Date: Sun, 22 May 2005 21:51:10 -0400
Reply-To: "Richard A. DeVenezia" <radevenz@IX.NETCOM.COM>
Sender: "SAS(r) Discussion" <SAS-L@LISTSERV.UGA.EDU>
From: "Richard A. DeVenezia" <radevenz@IX.NETCOM.COM>
Subject: Re: I wish SAS would allow a *string* as a field delimiter
Scott Bass wrote:
> Hi,
>
> (for brevity, this post is a simplified example of a more complex
> problem...)
>
> Summary: Is there a way to make SAS accept a *string* of characters
> as a field delimiter when reading a flat file? From the docs, it
> looks like NO (rats!) but thought I'd ask.
>
> Details: I have to read in a file with embedded carriage returns in
> the fields. I note Richard DeVenezia's post on how to do this:
> http://listserv.uga.edu/cgi-bin/wa?A2=ind0206D&L=sas-l&P=R33076.
>
> Say this is the sample file:
>
> This is record 1, VAR1
>
> With one embedded carriage return
> =====
> This is record 1, VAR2
>
>
> With two embedded carriage returns
> Oops, and a =line= containing a single = character
> =====
> This is record 1, VAR3
>
>
>
> With three embedded carriage returns
> =====
> This is record 2, VAR1
>
> With one embedded carriage return
> =====
> =====
> This is record 2, VAR3
>
>
>
> With three embedded carriage returns
> =====
>
> What I want is two observations, three vars, embedded CRs in the
> vars. For obs 2, var2 is missing.
>
> I *wish* I could say:
>
> data foo;
> infile 'c:\temp\arbitrary.txt' recfm=n dsd dlm='====='; /* or
> perhaps "\n=====\n" in hex */
>
> length var1-var3 $5000;
>
> input var1-var3;
>
> ... any additional processing ... ;
> run;
>
> but dlm only accepts a single character for the delimiter. Bummer.
>
> Rationale: I'd like the input file to be "human readable". If I
> change the delimiter to Tab, #, etc, the file is hard to "human"
> read. If I could specify the exact *string* I want to delimit
> fields, it would be easier to accomplish this.
>
> (The actual "file" is a PIPE to a Perl script. Another (ugly) option
> is a command line switch to have two output types: one for SAS
> import, and the other for STDOUT)
>
> Any bright ideas, O gurus of SAS-L?
>
> Regards,
> Scott
Your input does have a consistency that can be taken advantage of; namely,
that the field separator ==== occurs by itself on a line. In the sample
code ==== is used as a boundary landmark.
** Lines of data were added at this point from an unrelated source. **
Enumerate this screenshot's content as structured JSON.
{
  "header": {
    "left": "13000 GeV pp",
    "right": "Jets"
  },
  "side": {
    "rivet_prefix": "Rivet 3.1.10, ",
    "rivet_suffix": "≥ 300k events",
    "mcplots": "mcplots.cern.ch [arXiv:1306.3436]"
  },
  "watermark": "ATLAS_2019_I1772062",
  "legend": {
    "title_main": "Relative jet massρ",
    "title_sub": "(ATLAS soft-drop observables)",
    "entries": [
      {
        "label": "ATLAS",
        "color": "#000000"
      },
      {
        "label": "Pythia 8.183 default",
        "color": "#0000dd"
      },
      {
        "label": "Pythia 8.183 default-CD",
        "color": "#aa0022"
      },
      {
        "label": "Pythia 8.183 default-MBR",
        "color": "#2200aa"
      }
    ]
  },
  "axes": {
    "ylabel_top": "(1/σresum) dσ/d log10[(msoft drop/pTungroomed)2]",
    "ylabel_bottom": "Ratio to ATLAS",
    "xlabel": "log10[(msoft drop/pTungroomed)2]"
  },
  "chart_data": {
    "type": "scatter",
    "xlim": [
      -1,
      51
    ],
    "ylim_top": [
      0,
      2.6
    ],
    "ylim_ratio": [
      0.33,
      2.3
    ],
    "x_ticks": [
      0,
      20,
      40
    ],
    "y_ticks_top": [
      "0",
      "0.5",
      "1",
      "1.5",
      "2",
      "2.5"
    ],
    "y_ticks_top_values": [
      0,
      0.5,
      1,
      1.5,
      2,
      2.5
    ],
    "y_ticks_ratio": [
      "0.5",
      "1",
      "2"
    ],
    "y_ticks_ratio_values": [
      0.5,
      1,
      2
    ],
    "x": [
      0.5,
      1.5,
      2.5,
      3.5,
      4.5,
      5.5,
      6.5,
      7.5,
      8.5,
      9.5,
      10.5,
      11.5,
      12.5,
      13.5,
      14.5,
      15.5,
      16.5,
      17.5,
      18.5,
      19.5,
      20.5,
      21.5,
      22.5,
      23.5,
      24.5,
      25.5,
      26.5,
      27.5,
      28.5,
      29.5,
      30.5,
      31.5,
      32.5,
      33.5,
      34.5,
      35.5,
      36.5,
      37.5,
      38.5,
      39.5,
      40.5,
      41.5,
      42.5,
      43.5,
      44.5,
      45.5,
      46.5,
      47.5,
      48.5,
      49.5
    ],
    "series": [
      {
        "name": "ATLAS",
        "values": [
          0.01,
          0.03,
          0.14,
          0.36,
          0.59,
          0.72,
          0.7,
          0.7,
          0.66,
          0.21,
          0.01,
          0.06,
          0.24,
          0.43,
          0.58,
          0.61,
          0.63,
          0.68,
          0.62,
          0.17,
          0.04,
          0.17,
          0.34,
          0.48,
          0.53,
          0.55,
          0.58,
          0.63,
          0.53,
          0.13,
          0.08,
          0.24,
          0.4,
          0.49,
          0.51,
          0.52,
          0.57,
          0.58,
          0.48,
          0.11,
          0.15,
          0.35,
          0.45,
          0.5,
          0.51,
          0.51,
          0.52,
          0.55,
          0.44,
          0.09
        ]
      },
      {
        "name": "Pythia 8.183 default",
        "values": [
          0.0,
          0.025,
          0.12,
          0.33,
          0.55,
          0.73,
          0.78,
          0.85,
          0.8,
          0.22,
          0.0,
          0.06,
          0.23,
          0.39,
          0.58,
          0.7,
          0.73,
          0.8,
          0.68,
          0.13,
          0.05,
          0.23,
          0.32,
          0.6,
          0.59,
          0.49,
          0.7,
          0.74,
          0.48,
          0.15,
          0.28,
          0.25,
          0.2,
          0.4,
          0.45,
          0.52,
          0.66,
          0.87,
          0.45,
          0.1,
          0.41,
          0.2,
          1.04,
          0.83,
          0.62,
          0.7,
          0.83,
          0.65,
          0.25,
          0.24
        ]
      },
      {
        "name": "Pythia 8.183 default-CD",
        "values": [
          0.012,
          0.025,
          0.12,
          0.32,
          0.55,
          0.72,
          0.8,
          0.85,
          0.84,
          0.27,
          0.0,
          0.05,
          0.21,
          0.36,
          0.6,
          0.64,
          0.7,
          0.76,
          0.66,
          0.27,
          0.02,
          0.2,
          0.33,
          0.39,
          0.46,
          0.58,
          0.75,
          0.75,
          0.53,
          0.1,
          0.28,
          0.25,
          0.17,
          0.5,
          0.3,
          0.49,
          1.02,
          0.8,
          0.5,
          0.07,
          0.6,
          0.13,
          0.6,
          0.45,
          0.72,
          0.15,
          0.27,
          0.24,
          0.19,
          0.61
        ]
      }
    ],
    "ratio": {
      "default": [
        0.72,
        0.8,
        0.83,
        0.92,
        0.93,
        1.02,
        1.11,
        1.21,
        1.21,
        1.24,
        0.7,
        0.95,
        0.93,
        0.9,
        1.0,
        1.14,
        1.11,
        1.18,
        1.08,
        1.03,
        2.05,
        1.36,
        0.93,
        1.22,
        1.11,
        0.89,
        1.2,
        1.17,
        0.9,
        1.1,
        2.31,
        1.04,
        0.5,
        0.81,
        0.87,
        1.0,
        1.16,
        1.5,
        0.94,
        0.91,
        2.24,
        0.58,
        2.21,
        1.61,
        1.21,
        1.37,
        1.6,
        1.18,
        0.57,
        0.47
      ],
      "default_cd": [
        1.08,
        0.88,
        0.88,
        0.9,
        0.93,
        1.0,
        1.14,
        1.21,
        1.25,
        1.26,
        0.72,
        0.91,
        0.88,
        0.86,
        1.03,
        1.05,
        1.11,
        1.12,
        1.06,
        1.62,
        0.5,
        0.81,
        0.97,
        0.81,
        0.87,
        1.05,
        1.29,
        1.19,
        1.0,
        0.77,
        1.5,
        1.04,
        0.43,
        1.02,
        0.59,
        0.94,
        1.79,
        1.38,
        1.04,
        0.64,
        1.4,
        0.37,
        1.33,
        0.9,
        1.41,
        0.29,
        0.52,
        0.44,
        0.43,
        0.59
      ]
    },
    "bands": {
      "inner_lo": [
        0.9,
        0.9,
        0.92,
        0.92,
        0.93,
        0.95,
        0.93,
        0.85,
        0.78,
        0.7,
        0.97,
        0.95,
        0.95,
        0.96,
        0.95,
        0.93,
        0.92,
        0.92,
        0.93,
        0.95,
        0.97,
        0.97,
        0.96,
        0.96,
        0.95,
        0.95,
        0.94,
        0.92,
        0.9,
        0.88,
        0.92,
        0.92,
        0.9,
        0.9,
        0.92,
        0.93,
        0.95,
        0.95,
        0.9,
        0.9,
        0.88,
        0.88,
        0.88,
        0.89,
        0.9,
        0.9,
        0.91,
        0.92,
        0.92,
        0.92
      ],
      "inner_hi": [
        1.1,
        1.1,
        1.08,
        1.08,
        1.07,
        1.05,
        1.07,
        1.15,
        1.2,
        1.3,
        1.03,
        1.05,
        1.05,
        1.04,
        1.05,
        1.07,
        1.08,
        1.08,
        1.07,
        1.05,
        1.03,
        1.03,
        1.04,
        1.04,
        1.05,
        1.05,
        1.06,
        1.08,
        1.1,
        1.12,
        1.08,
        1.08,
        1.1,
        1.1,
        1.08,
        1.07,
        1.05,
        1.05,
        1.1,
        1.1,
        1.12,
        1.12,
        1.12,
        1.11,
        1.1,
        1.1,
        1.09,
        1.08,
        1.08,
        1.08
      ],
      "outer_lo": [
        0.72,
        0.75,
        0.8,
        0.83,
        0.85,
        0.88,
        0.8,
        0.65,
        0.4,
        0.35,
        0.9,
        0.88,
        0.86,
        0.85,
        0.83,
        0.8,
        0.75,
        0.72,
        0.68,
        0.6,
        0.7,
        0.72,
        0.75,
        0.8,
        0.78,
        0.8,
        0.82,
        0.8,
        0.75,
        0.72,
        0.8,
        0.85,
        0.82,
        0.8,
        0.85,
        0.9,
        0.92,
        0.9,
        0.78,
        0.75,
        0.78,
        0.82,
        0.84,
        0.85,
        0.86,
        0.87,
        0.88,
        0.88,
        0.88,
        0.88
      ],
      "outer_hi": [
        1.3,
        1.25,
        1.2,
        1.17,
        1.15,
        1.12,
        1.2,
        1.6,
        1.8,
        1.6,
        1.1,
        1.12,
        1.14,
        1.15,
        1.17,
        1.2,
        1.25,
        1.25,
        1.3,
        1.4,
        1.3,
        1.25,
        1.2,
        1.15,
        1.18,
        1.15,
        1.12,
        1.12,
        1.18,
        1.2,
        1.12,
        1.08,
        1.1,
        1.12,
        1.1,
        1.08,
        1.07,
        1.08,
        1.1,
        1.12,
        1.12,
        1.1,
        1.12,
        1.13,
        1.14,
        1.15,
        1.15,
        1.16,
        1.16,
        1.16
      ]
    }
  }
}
----------------------------
filename inhuman temp;
%let seed = 161803399;
data _null_;
file inhuman;
do row = 1 to 2;
do col = 1 to 3;
put row=/col=;
do char = 1 to row*col;
put char=;
end;
put '====';
end;
end;
run;
options noxwait noxsync xmin;
*x start "notepad" notepad %sysfunc(pathname(inhuman));
data fruit_rollup;
infile inhuman;
array myvar[3] $5000;
col = 0;
do until (col = 3);
col+1;
p = 1;
input;
do while (_infile_ ne '====');
* append the just read line to the current column value;
substr(myvar[col],p) = _infile_ ;
p + length(_infile_);
* tack on a newline;
substr(myvar[col],p) = byte(10);
p + 1;
input;
end;
* untack the final newline;
if p > 1 then
substr (myvar[col],p-1) = ' ' ;
end;
* three columns have been got, and thus a row has been made;
output;
keep myvar1-myvar3;
run;
----------------------------
If the landmark was allowed to occur midline, then the processing could be
more complicated, but generally the same approach.